Current issues of ACP Journal Club are published in Annals of Internal Medicine


Therapeutics

A multidisciplinary, home-based intervention reduced deaths and readmissions in patients with chronic congestive heart failure

PDF

ACP J Club. 2000 May-June;132:88. doi:10.7326/ACPJC-2000-132-3-088


Source Citation

Stewart S, Marley JE, Horowitz JD. Effects of a multidisciplinary, home-based intervention on unplanned readmissions and survival among patients with chronic congestive heart failure: a randomised controlled study. Lancet. 1999 Sep 25;354:1077-83. [PubMed ID: 10509499]


Abstract

Question

In patients with chronic congestive heart failure (CHF) who are discharged to their homes after acute hospital admission, can a multidisciplinary, home-based intervention reduce out-of-hospital deaths and unplanned readmissions?

Design

Randomized (allocation concealed*), blinded (outcome assessor),* controlled trial with 6-month follow-up.

Setting

A tertiary referral hospital in Adelaide, South Australia, Australia.

Patients

200 patients ≥ 55 years of age (mean age 76 y, 62% men) who were to be discharged to their homes, had CHF, and had ≥ 1 previous hospital admission for acute CHF. Exclusion criteria were extensive reversible ischemia that precipitated heart failure, valvular heart disease amenable to surgery, intended heart transplantation, terminal illness, or residence outside of the catchment area. Follow-up was complete.

Intervention

100 patients were allocated to usual care only (appointment with primary care physician or outpatient clinic within 2 wk of discharge and contact with a cardiac rehabilitation nurse, dietitian, social worker, pharmacist, and community nurse, as needed). 100 patients were allocated to usual care and a home-based intervention, which included a structured home visit by a cardiac nurse 7 to 14 days after discharge. The nurse sent a report of her findings to the primary care physician and cardiologist. On the basis of the nurse’s assessment, patients received remedial counseling and strategies to address areas that needed attention. Home visits were repeated if patients had ≥ 2 unplanned admissions within 6 months. Patients were contacted by telephone at 3 and 6 months.

Main outcome measure

The primary event was the combined end point of unplanned readmissions and out-of-hospital deaths.

Main results

88 of 100 patients assigned to the home-based intervention received a home visit; median duration was 2 hours. At 6 months, the home-based intervention group had fewer primary events (unplanned readmissions and out-of-hospital deaths [77 vs 129, P = 0.02]), fewer unplanned readmissions (68 vs 118, P = 0.03), and fewer associated days in the hospital (460 vs 1174 d, P = 0.01) than did the usual-care group.

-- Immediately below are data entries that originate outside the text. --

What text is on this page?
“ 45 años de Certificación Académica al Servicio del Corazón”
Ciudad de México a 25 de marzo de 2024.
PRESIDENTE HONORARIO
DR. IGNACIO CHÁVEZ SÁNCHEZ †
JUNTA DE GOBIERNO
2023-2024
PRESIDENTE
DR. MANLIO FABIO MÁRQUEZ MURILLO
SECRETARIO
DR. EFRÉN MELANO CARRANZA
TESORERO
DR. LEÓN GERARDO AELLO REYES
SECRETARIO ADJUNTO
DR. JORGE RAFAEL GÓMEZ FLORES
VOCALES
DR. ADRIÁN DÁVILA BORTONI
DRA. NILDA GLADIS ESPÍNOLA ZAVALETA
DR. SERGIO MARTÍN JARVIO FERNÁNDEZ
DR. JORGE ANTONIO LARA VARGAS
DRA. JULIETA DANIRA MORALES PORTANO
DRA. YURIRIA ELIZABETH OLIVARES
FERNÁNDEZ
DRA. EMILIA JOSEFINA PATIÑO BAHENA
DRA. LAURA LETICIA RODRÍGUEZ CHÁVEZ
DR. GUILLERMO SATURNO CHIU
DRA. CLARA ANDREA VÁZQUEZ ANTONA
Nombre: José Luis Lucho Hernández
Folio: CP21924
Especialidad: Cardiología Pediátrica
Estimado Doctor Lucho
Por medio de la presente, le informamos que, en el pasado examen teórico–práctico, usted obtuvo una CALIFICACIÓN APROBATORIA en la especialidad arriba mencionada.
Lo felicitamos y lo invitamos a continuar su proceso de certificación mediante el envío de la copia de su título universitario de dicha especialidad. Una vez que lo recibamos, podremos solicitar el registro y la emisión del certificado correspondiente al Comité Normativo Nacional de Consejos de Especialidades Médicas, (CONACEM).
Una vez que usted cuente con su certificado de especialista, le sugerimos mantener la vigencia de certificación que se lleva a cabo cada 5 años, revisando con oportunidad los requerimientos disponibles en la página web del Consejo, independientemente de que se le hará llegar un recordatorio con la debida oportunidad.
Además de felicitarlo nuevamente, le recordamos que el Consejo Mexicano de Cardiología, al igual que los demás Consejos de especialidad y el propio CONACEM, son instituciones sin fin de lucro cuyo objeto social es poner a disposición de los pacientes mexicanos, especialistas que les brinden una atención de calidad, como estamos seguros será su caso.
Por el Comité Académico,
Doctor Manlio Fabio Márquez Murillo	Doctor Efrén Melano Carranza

The groups did not differ for out-of-hospital deaths (9 vs 11, {P = 0.64}†).

Conclusion

In patients with congestive heart failure who were discharged to their homes, the addition of a multidisciplinary, home-based intervention to usual care reduced the rate of unplanned readmissions and the number of days spent in the hospital.

*See Glossary.

P value calculated from data in article.

Source of funding: Not stated.

For correspondence: Professor J.D. Horowitz, Department of Cardiology, Queen Elizabeth Hospital, 28 Woodville Road, Woodville, South Australia 5011, Australia. FAX 61-8-8222-6030.


Commentary

Despite the advent of more effective therapy for CHF, the prognosis remains poor. A multidisciplinary approach to CHF that involves therapy, monitoring, education, and counseling may be most efficacious. Stewart and colleagues showed that a multidisciplinary approach that included ≥ 1 home visit by a qualified cardiac nurse was better than usual care that did not include a home visit. These findings are similar to other studies that show a multidisciplinary clinic is more efficacious than usual care (1).

At the first visit, 40% of patients had early clinical deterioration, 25% were not compliant with medical therapy, and 90% were unaware of the importance of restricting sodium intake. These findings suggest that in-hospital management inadequately prepares the patient and that ongoing comprehensive outpatient management is necessary to maintain long-term stability. These hypotheses are further supported by the finding that patients in the intervention group better understood their medications after the home visit. Because approximately 10% of intervention-group patients died or were readmitted before a home visit was done, studies are required to determine a reliable way of timing the first visit after discharge. The availability of several pharmacologic therapies increases the complexity of CHF management, further justifying the role of a multidisciplinary program.

The findings of Stewart and colleagues and others (1) would support this home-based intervention as a cost-effective management strategy. Further studies are needed to determine whether this approach is generalizable to smaller, more community-based centers; to compare different models of multidisciplinary management; to evaluate the approach over a longer period; and to assess the effects on clinical events in larger, less-selected groups of patients.

Robert S. McKelvie, MD, PhD
McMaster University
Hamilton, Ontario, Canada


Reference

1. Rich MW. Heart failure disease management: a critical review. J Card Fail. 1999;5:64-75.